Dabei benennen wir besonders folgende Punkte:
- In den beiden Altenpflegeheimen St. Ludwig und St. Elisabeth des Caritaszentrums leben derzeit 167 Seniorinnen und Senioren. Durch den Wegfall der ÖPNV-Anbindung werden diese Menschen sozial isoliert und in ihrer selbstbestimmten Lebensführung massiv behindert. Selbstbestimmt kann die Einrichtung dann nur noch mit dem Taxi verlassen werden. Ebenso betroffen sind Angehörige und weitere Besucher sowie Ehrenamtliche, von denen sich viele ebenfalls im Seniorenalter befinden.
- Beschäftigte im Caritaszentrum, darunter zahlreiche Pflege-Auszubildende, haben unzumutbare Wegstrecken zurückzulegen, um zur dann nächstgelegenen ÖPNV-Haltestelle »Bert-Brecht-Straße« zu gelangen. Zu Randzeiten und bei Dunkelheit werden diese Strecken gemieden, da sie durch ein Waldstück bzw. alternativ durch ein Gewerbegebiet führen. Dies wird zur Abwanderung von Beschäftigten führen. Gleichwohl wird der Individualverkehr zunehmen.
- Ein Aus- und Neubau des Caritaszentrums wird ohne eine regelhafte Anbindung an den städtischen Nahverkehr nicht stattfinden. Verhindert werden, neben mindestens 80 geplanten neuen Arbeitsplätzen, der Neubau einer Kindertagesstätte, einer Tagespflege-Einrichtung, eines Ausbildungszentrums sowie Angebote für seniorengerechtes und pflegenahes Wohnen.
- Das unter Punkt (3) erwähnte Ausbildungszentrum ist im Schwerpunkt für die Aus- und Weiterbildung von Beschäftigten im Bereich Pflege und Kindertagesstätten konzipiert. Das betrifft auch die Qualifizierung von Menschen aus dem zweiten Arbeitsmarkt. Dem eklatanten Mangel an Erzieherinnen und Erziehern sowie Pflegefachkräften in der Region hätte dieses Vorhaben aktiv entgegenwirken können.

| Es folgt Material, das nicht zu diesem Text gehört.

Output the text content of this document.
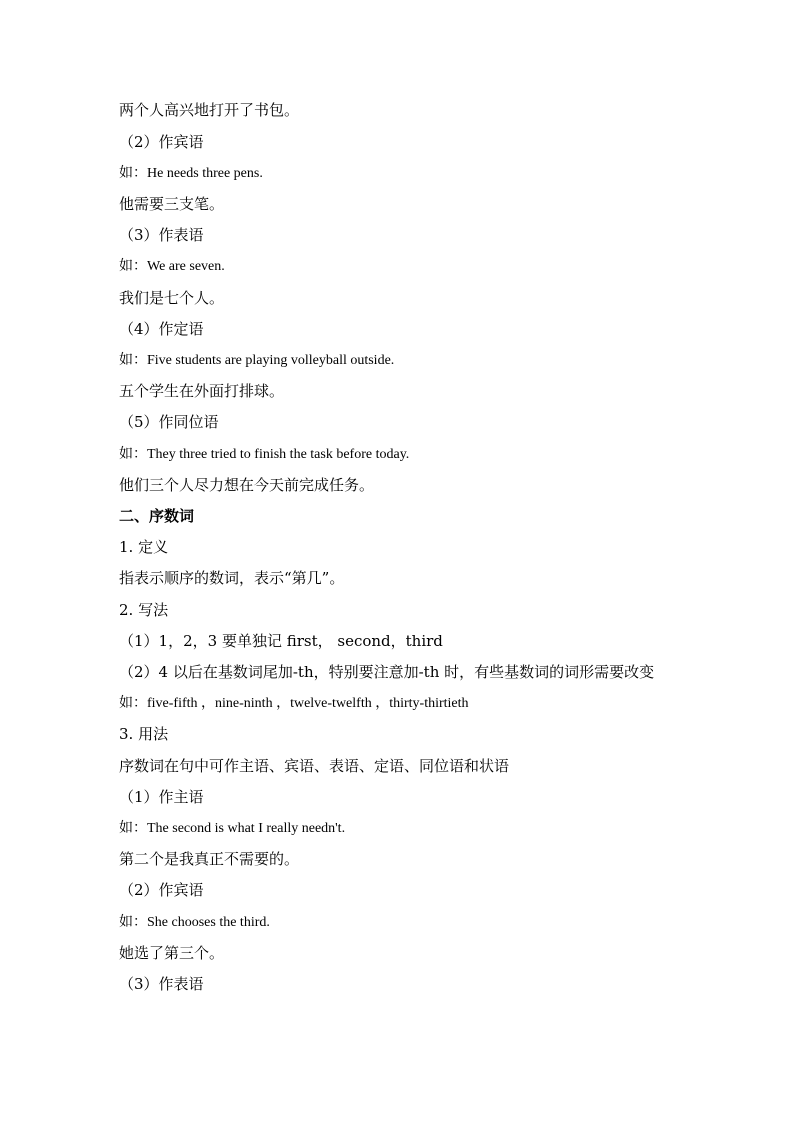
两个人高兴地打开了书包。
（2）作宾语
如：He needs three pens.
他需要三支笔。
（3）作表语
如：We are seven.
我们是七个人。
（4）作定语
如：Five students are playing volleyball outside.
五个学生在外面打排球。
（5）作同位语
如：They three tried to finish the task before today.
他们三个人尽力想在今天前完成任务。
二、序数词
1. 定义
指表示顺序的数词，表示“第几”。
2. 写法
（1）1，2，3 要单独记 first， second，third
（2）4 以后在基数词尾加-th，特别要注意加-th 时，有些基数词的词形需要改变
如：five-fifth ，nine-ninth ，twelve-twelfth ，thirty-thirtieth
3. 用法
序数词在句中可作主语、宾语、表语、定语、同位语和状语
（1）作主语
如：The second is what I really needn't.
第二个是我真正不需要的。
（2）作宾语
如：She chooses the third.
她选了第三个。
（3）作表语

- Die fehlende Anbindung an den ÖPNV wird langfristig zu einem massiven Arbeitsplatzabbau am Standort des Caritaszentrums führen. Um zukunftsfähige Angebote in der Pflege zu schaffen, haben wir einen Ersatz- und Erweiterungsbau des Altenpflegeheimes St. Ludwig geplant. Ohne eine solche Neuausrichtung kann die Einrichtung, die seit fast 50 Jahren besteht, auf Dauer nicht betrieben werden. Damit verbunden wäre auch eine Verlegung der Geschäftsstelle mit ihren zentralen Diensten. Die Schließung von St. Ludwig sowie der Geschäftsstelle am Standort des Caritaszentrums würde den Verlust von 151 Arbeitsplätzen in der Stadt Offenbach bedeuten.
Es sollte sowohl im sozialen wie auch im wirtschaftlichen Interesse der Stadt Offenbach liegen, eine solche unerfreuliche Entwicklung abzuwenden. Deshalb appellieren wir erneut an die verantwortlichen Politikerinnen und Politiker, Lösungswege zu finden, die folgende Aspekte berücksichtigen:
- Möglichkeit der Teilhabe für die im Caritaszentrum lebenden Seniorinnen und Senioren am gesellschaftlichen Leben in der Stadt durch eine adäquate Anbindung an den ÖPNV. Auch für mobilitätseingeschränkte Bewohnerinnen und Bewohner.
- Gleichermaßen die Möglichkeit für Angehörige und Besucher des Caritaszentrums, dieses per ÖPNV weiterhin zu erreichen. Damit soziale Kontakte aufrechterhalten werden können und Begegnungen möglich sind.
- Sicherstellung einer zumutbaren, sicheren und praxistauglichen ÖPNV-Anbindung für Beschäftigte und Auszubildende zu ihrem Arbeitsplatz im Caritaszentrum. Die Wegstrecke zur nächsten Haltestelle muss auch zu Randzeiten im Schichtdienst und bei Dunkelheit ohne Gefährdung möglich sein.
- Planungssicherheit für Investitionen in den Standort am Caritaszentrum und eine Infrastruktur, die den Bedarfen einer Großstadt angemessen ist.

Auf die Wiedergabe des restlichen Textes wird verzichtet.